Die Links in der Rubrik ISRAEL INTERN

Weltweit, in Europa und auch in Deutschland stößt der israelische Luftangriff in Doha überwiegend auf scharfe Kritik. Wie u.a. SPIEGEL und DIE WELT berichten, habe sich Außenminister Wadephul besorgt gezeicht und nannte den Angriff "inakzeptabel". Ähnlich auch Bundekanzler Merz, der mit Katar telefoniert hat und den Luftschlag ebenfalls als "nicht akzeptabel" verurteilt. Und der außenpolitische Sprecher der SPD warnt vor gefährdeten Friedensbemühungen. Auch im politischen Europa gibt es überwiegend scharfe Kritik. Beispielhaft Emmanuel Macron, der auf X in Französisch, Englisch, Arabisch und Hebräisch schrieb:
„Die heutigen israelischen Angriffe auf Katar sind inakzeptabel, egal aus welchem Grund. Ich bekunde meine Solidarität mit Katar und seinem Emir, Scheich Tamim Al Thani. Unter keinen Umständen darf sich der Krieg auf die gesamte Region ausweiten.“
Die internationale Presse wiederum reagiert gemischt auf Israels Angriff auf Hamas-Führer in Katar, wie die Zusammenstellung zeigt, die DIE ZEIT veröffentlicht. Es gibt harsche Kritik, aber auch Verständnis. Überwiegend werden die Folgen jedoch als gefährlich beschrieben, eine diplomatische Lösung des Gaza-Kriegs sei nun nahezu undenkbar. Der niederländische "De Telegraaf" schreibt, Israel habe sich entschieden, "den Abzug zu betätigen – wohl wissend, dass damit eine diplomatische Lösung für Gaza in weite Ferne gerückt ist." Änlich die britische Zeitung "The Telegraph", die ein Friedensabkommen zur Beendigung des Gaza-Kriegs "weiter denn je entfernt" sieht.
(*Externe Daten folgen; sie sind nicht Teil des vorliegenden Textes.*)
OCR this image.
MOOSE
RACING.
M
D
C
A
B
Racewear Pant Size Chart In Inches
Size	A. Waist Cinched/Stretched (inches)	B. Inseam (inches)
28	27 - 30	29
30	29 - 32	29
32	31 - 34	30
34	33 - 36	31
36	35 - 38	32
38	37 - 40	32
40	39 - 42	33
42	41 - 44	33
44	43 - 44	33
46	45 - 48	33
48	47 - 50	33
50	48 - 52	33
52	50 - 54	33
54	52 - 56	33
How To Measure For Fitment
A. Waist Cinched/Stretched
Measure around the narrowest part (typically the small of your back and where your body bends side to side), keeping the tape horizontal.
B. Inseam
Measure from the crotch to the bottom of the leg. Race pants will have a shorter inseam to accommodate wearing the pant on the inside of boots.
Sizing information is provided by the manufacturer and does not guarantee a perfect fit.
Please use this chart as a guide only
Eine Mehrheit der deutschen Wähler würde es befürworten, wenn die Bundesrepublik die von der EU-Kommission vorgeschlagenen Sanktionen gegen Israel unterstützt, wie etwa den von der Bundesregierung abgelehnten Vorschlag der EU-Kommission, Israels Beteiligung am Forschungsförderungsprogramm Horizon Europe unverzüglich teilweise auszusetzen. Das zeigt eine Meinungsumfrage von Verian, über die der "Spiegel" berichtet. Dazu befragte das Meinungsforschungsinstitut im Auftrag der Menschenrechtsorganisation Avaaz Anfang September 1.004 Wahlberechtigte. Das Ergebnis: 63 Prozent sprachen sich dafür aus, nur 29 Prozent dagegen. Größter Zuspruch kommt dabei von den Wählern der Grünen, der geringste von jenen der AfD. 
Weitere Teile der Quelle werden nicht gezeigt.